Showing its displeasure, Pyongyang put out a separate, more threatening statement yesterday about the exercise. “No matter what rhetoric they let out about ‘annual, regular, and defense’ drills, they cannot cover up the danger of a war outbreak,” the statement said. “What matters is that when a second Korean war breaks out, it would be a nuclear war.”
It’s worth noting that North Korea perennially issues dire threats right before these exercises but doesn’t follow through with them.
But in this case, Rapp-Hooper wonders if the two statements are meant to get the US and South Korea to alter the exercises in some way. “None of these statements identify what [North Korea] is asking for, but some modification to US-[South Korea] exercises this month is a reasonable inference,” she said.
Lt. Col.
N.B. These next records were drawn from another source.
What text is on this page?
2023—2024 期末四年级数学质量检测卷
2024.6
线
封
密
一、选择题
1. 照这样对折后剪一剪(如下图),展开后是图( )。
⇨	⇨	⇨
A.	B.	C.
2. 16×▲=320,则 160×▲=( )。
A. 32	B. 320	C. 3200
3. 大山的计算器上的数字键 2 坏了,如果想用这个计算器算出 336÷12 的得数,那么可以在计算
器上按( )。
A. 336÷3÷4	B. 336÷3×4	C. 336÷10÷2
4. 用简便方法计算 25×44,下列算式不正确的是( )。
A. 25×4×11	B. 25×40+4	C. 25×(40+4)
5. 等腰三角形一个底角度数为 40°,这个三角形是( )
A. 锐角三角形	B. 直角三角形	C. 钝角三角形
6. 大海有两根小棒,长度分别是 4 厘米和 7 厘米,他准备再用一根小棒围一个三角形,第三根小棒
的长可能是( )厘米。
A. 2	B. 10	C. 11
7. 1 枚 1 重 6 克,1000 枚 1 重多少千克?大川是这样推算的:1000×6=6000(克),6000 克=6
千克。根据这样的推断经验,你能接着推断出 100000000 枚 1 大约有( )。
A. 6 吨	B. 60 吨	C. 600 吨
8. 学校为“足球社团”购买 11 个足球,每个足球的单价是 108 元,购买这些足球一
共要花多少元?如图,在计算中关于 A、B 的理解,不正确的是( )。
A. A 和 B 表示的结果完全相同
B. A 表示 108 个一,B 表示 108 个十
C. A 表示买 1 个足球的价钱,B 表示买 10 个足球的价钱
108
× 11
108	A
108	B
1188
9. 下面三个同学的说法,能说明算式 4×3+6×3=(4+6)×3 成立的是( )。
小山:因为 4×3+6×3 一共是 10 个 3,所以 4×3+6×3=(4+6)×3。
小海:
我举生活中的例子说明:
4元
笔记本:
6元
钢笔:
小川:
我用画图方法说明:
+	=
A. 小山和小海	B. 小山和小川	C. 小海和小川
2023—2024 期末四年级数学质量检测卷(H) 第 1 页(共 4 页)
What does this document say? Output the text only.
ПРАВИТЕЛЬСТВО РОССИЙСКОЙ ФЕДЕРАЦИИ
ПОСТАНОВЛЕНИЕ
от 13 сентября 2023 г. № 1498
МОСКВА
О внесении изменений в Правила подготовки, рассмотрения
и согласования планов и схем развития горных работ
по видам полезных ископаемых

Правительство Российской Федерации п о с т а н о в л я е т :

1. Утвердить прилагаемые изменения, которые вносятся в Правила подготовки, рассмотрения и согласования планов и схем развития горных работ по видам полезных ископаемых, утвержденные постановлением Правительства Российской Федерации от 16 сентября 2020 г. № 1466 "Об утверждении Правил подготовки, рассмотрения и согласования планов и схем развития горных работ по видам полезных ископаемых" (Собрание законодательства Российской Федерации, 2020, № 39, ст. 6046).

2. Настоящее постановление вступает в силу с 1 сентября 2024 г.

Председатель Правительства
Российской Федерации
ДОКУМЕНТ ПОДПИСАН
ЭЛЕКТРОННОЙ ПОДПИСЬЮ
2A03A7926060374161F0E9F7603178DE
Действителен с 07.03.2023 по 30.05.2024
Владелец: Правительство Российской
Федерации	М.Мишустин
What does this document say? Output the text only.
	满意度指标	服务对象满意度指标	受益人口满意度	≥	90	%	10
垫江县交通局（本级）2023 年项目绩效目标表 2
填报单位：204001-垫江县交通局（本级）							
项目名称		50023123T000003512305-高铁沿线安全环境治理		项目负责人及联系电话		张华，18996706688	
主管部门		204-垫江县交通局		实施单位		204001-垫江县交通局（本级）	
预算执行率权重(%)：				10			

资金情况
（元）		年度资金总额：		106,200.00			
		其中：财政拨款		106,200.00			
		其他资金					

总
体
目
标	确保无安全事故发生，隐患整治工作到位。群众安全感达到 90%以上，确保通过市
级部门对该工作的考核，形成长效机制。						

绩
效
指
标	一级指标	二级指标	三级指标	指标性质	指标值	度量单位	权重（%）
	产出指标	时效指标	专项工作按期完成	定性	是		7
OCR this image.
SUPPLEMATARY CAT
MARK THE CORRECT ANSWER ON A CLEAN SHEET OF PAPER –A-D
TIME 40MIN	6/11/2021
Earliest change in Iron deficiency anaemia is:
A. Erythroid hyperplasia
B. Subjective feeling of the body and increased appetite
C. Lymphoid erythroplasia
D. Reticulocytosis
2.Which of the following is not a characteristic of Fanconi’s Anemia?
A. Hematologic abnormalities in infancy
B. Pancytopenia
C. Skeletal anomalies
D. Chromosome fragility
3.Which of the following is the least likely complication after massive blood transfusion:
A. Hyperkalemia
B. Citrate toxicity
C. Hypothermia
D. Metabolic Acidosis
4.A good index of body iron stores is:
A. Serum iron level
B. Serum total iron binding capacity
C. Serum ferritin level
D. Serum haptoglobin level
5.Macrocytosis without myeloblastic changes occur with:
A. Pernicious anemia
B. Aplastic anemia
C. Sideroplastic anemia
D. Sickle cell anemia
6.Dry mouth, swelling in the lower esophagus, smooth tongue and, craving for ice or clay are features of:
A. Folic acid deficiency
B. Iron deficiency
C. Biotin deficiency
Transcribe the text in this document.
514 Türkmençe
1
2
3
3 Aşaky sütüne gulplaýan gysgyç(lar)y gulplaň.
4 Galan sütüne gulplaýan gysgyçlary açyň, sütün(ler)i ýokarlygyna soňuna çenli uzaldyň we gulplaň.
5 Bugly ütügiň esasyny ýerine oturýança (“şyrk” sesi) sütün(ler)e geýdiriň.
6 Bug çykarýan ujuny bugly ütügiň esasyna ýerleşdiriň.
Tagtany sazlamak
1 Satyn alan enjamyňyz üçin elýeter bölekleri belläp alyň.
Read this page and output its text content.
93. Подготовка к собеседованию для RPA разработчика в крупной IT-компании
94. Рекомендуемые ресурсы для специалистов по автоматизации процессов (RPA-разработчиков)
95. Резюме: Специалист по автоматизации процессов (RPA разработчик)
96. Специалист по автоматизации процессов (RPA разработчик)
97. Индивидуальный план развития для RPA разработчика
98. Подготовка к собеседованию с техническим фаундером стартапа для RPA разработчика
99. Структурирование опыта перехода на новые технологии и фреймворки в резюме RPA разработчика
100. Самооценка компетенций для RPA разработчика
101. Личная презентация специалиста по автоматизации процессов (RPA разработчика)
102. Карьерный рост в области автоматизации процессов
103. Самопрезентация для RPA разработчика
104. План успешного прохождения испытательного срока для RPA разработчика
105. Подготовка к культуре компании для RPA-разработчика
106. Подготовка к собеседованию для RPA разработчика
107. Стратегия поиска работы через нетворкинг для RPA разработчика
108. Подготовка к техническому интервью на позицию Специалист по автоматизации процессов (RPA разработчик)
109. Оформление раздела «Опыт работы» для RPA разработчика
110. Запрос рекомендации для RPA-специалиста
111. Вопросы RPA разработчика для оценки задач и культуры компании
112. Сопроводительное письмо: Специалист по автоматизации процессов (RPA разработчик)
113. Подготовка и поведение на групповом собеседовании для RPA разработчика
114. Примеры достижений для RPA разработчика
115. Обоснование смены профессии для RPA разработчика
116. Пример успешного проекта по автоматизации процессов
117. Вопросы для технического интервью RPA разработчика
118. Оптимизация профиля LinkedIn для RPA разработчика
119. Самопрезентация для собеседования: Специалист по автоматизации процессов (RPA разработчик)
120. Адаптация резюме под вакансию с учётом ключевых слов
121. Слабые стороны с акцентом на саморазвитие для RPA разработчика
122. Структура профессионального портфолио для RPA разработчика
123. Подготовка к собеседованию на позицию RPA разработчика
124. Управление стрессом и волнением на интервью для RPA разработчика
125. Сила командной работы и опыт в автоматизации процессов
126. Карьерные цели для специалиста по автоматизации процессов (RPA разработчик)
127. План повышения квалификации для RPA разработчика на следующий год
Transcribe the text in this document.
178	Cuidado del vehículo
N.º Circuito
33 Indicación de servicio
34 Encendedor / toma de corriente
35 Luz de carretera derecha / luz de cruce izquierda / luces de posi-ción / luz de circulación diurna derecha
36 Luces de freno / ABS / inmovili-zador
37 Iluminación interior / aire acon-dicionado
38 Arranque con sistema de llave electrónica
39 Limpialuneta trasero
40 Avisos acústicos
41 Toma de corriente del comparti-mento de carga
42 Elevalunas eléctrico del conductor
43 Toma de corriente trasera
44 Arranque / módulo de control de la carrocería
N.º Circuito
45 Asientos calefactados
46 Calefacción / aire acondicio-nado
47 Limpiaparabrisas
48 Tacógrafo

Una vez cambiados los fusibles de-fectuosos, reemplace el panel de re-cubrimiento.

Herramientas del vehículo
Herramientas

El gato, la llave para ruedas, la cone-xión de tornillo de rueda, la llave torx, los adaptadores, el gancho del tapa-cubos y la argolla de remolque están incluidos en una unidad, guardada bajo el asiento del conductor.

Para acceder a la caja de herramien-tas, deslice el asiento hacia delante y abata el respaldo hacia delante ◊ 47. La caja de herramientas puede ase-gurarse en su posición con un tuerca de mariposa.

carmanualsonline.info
Christopher Logan, a Pentagon spokesperson, told me that there are currently “no plans to modify the exercise.”
That said, the Trump administration is also signaling that it doesn’t want a military fight with North Korea. “The object of our peaceful pressure campaign is the denuclearization of the Korean Peninsula,” Secretary of Defense James Mattis and Secretary of State Rex Tillerson wrote in a Wall Street Journal op-ed on August 13.
“We do not seek an excuse to garrison US troops north of the Demilitarized Zone. We have no desire to inflict harm on the long-suffering North Korean people, who are distinct from the hostile regime in Pyongyang,” they continued.
So even with military exercises fast approaching, both North Korea and the US are publicly signaling that they don’t want the current standoff to end in conflict. They have both given each other an opening. The question now is if Washington and Pyongyang will seize this opportunity.